Selain keragaman pangan, warga lokal juga menikmati percampuran ikon modern berupa gedung pencakar langit setinggi 452 meter bernama Petronas Twin Tower dan bangunan yang lebih lawas, yakni arsitektur kolonial yang terinspirasi dari Bangsa Moor seperti stasiun kereta api Kuala Lumpur. "Saya senang kota ini menawarkan pencampuran menarik antara hal lawas dan baru yang membuatnya semakin menyenangkan saat dijelajahi," kata Emily Yeap, warga Kuala Lumpur yang kini menetap di Amerika Serikat.

"Kota itu sungguh hidup. Selalu ada hal baru dan yang dapat kita lakukan."

Mengapa orang menyukainya?

Budaya kuliner Kuala Lumpur merupakan daya tarik besar dan yang sepenuhnya dapat dinikmati setelah gelap, sekitar pukul tujuh malam, saat warga kota bertemu kawan-kawan mereka dan jalan-jalan cari makan. "Pedagang kaki lima menyiapkan lapak lapak mereka di pasar malam yang buka sekali dalam seminggu di setiap kawasan," tutur Zuzanna Chmielewska yang pindah dari Polandia ke Malaysia tahun 2012 dan rutin menulis tentang negara itu di blog Zu in Asia.

"Kuliner pinggir jalan bermacam-macam, termasuk sejumlah tipe kari, pangsit, dan nasi goreng, begitu juga panganan trendi dari luar negeri seperti roti panggang warna-warni dan pencuci mulut berbentuk kuda bertanduk," ujarnya.

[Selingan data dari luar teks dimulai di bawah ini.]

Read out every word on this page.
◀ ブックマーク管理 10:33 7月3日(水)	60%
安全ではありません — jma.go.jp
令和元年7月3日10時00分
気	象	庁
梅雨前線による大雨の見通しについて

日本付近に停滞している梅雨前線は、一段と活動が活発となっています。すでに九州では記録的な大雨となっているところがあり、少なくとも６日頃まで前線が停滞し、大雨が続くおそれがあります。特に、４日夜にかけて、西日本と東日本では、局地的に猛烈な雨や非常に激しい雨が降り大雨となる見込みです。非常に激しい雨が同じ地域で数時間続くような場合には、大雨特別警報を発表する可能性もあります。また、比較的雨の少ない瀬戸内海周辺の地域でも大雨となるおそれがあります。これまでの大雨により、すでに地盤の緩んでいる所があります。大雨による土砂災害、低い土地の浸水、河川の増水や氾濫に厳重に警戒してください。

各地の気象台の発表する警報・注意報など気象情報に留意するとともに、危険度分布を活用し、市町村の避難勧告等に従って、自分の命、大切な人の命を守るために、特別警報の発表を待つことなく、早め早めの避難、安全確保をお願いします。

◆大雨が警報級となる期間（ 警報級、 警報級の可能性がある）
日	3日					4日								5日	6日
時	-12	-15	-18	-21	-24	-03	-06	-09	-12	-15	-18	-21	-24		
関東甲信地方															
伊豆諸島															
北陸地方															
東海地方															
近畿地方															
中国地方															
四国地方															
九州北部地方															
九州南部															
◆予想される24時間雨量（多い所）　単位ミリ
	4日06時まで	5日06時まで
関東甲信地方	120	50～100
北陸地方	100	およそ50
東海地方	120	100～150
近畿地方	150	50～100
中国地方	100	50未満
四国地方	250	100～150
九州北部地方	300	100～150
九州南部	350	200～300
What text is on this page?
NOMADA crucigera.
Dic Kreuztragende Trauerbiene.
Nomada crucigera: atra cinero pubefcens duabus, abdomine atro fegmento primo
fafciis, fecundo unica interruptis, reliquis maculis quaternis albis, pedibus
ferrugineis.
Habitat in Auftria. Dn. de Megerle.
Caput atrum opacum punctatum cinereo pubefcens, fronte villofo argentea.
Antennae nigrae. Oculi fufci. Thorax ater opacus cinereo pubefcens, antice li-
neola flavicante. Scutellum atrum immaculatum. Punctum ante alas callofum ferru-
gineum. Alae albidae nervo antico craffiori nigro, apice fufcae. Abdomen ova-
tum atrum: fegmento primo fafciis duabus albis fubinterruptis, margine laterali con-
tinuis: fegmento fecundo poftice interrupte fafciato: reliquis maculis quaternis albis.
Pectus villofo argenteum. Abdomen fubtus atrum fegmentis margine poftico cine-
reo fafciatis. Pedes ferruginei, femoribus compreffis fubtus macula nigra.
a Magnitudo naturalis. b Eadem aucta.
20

Menurut Chmielewska, cara bersosialiasi seperti itu dapat berlangsung mulus pada malam hari dan kantin 24 jam yang kerap disebut dengan istilah mamak tetap ramai hingga dini hari. Perayaan kuliner ternyata tidak berhenti. "Untuk sarapan setelah jalan-jalan malam, penjaja bak kut teh yang lezat akan berjualan di lokai itu," ujar Ramsey.

Panganan berbahan daging babi itu direndam dalam kaldu yang dibumbui kayu manis, cengkeh, bunga lawang, dan adas, disajikan bersama saus celup yang terbuat dari potongan bawang putih, kecap soya, dan cabai hijau kecil yang dirajang. "Bir adalah pilihan minuman untuk skenario seperti itu, jadi pastikan anda tidak memiliki banyak kegiatan setelahnya," kata dia.

Dengan begitu banyaknya budaya yang bertemu di Kuala Lumpur, pendatang menikmati gairah penemuan yang ajek. "Saya senang berjalan kaki mengelilingi KL dan menemukan sejumlah rahasianya yang tersembunyi, dari tenda kecil yang menjual kari berisi daging kadal hingga pertunjukkan seni jalanan dalam festival hantu di komunitas Tionghoa yang berlangsung sebulan."

Perayaan itu sering digelar terbuka hampir untuk semua orang. "Ada tradisi sambang griya yang digelar dalam momen spesial, ketika sebuah keluarga menyiapkan banyak sekali makanan dan dekorasi, lalu mempersilakan semua orang datang," kata Chmielewska.

"Sebagian besar adalah kolega atau sanak keluarga, tapi pintu rumah secara harafiah terbuka jadi siapapun dapat masuk dan menikmati perayaan."

Pendatang merasa mudah untuk menjadi bagian dari komunitas lokal. Chmielewska menjelaskan, "masyarakat telah terbiasa berhubungan dengan ekspatriat dari seluruh penjuru dunia, jadi bukan masalah untuk menyatu dengan mereka."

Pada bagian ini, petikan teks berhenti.